In this case report, the deep branch of musculocutaneous nerve corresponds to the usual deep branch of the radial nerve while the superficial branch of musculocutaneous nerve corresponds to the usual superficial branch of the radial nerve. Thus, the musculocutaneous nerve replaced the distal part of radial nerve. Variant branching patterns of the musculocutaneous and radial nerves have been described by many authors.[45] Latev et al,[6] reported the variation in the extramuscular branches of the radial nerve supplying the brachioradialis muscle. Tryfonidis et al,[7] reported the variation in the course of the superficial branch of the radial nerve. But the variation observed in the present case has not been reported earlier in the literature. Yogesh et al,[8] reported unilateral variation representing the replacement of musculocutaneous nerve by a branch of the median nerve. In the present case report, the distal part of radial nerve was replaced by continuation of the musculocutaneous nerve. Surgeons should keep such possible variations of the musculocutaneous nerve and the radial nerve in mind during constructive upper limb surgeries.

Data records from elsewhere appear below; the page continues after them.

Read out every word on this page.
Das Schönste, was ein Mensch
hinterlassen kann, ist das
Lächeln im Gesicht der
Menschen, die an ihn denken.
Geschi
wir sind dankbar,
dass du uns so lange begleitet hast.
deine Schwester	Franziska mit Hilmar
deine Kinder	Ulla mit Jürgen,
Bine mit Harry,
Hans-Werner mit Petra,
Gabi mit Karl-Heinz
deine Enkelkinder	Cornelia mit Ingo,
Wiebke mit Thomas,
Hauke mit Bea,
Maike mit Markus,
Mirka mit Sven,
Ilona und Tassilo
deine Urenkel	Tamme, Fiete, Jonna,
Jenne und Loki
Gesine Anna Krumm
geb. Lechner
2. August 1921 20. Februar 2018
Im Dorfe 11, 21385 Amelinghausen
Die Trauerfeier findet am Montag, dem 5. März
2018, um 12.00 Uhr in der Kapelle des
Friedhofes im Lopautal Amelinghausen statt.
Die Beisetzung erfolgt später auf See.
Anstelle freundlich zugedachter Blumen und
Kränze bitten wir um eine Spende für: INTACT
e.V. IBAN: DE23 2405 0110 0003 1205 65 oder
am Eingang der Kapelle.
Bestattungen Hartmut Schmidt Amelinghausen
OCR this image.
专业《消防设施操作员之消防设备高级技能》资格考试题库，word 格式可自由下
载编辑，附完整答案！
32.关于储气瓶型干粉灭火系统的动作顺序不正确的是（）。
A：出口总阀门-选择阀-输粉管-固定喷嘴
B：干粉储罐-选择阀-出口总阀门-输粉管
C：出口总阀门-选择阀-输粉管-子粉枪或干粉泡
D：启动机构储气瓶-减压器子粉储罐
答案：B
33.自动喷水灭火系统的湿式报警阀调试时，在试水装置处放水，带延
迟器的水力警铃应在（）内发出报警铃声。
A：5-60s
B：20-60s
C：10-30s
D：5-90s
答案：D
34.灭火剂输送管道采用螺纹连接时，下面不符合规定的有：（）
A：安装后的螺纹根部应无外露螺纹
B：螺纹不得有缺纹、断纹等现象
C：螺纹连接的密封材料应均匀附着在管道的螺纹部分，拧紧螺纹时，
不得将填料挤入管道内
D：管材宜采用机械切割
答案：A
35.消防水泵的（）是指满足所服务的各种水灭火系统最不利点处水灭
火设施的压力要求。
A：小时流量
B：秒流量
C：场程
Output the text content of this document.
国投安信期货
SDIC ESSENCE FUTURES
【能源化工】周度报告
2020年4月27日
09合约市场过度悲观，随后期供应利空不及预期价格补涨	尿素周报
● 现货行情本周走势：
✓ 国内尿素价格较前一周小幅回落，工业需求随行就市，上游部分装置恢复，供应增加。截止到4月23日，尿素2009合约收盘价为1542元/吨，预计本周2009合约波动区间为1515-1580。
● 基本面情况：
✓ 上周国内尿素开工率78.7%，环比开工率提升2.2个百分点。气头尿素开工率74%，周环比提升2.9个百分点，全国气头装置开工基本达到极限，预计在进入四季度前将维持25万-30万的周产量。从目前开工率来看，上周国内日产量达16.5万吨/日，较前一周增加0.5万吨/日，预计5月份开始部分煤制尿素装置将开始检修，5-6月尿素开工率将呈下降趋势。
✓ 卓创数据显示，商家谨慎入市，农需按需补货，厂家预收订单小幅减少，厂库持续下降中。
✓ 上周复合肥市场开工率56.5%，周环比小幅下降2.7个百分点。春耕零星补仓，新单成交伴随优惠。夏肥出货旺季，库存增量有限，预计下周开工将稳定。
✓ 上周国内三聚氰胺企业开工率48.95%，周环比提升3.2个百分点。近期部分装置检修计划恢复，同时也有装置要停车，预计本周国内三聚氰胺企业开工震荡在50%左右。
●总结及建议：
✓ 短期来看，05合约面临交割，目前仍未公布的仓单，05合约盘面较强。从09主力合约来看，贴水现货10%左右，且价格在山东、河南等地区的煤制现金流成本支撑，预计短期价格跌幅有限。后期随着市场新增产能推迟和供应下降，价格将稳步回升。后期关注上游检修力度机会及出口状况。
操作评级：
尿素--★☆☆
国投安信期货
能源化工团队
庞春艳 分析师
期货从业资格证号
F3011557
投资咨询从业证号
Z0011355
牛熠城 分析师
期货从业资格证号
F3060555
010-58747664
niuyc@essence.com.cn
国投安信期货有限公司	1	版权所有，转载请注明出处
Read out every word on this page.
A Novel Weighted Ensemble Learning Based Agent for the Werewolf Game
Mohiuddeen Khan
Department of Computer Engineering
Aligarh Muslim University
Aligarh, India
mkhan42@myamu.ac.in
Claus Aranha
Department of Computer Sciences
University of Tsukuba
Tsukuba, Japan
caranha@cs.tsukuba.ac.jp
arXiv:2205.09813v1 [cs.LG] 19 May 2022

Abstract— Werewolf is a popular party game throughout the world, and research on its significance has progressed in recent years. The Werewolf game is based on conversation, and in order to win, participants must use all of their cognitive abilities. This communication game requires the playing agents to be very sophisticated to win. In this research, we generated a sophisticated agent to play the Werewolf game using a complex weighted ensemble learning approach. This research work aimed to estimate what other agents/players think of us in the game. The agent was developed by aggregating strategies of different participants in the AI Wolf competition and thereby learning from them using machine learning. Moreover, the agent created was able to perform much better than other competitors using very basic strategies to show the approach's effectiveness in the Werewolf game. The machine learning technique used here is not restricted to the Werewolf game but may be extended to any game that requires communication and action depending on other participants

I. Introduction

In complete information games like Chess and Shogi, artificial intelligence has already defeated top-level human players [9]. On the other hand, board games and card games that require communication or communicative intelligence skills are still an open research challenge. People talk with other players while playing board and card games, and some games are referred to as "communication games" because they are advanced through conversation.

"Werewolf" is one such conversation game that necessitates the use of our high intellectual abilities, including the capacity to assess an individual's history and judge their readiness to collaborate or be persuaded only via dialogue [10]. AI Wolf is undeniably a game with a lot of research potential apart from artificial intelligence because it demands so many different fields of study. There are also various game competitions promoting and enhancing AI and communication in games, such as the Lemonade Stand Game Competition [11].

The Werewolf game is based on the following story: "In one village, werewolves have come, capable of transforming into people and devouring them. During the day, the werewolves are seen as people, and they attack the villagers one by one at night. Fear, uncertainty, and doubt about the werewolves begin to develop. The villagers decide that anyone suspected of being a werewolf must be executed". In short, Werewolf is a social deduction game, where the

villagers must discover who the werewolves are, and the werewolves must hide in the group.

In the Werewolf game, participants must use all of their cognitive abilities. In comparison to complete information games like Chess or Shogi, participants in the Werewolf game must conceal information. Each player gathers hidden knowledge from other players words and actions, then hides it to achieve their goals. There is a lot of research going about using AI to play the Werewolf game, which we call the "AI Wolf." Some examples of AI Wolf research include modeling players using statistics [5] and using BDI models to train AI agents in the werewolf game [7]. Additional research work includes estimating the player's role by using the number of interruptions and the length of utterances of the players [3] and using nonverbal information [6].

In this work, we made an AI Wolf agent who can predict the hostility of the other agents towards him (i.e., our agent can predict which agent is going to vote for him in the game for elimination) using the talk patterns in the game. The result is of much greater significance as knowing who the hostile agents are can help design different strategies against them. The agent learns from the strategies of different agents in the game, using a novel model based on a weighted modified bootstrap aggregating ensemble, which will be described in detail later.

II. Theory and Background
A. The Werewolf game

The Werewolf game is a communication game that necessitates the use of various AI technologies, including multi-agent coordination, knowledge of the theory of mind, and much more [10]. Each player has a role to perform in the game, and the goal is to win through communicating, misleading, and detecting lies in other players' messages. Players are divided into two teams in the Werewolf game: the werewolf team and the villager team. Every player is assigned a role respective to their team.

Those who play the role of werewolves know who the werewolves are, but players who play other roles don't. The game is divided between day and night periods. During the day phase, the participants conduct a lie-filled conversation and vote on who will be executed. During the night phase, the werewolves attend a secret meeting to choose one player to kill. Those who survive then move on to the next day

In the context that ontogeny recapitulates phylogeny, it is possible that the variation seen in the current study is a result of developmental anomaly. The reason behind this variation may be the result of factors influencing the development of the limb muscles and the peripheral nerves during the embryonic life. The development of forelimb muscles by regional expression of five Hox D genes occurs from the mesenchyme of paraxial mesoderm in the fifth week of the intrauterine life.[910] The growth cones of the motor axons arrive at the base of the limb bud to form the brachial plexus and continue in the limb bud.[9] The guidance of the developing axons is regulated by the expression of chemoattractants and chemorepulsant in highly coordinated site-specific fission. Tropic substances such as brain-derived neurotropic growth factor, c-kit ligand, neutrin-1, neutrin-2, etc. attract the correct growth cones or support the viability of the growth cones that happen to take the right path.[11] The significant variations in nerve pattern may be the result of altered signaling between the mesenchymal cells and the neuronal growth cones or circulatory factors at the time of fission of brachial plexus cords.[11]

Meticulous knowledge of possible variations of the upper limb innervation may endow us with valuable help in the management of traumatology of the upper limb, specifically constructive upper limb surgeries, as well as in circumventing iatrogenic damage during repair operations of these regions.

Source of Support: Nil

Conflict of Interest: None declared.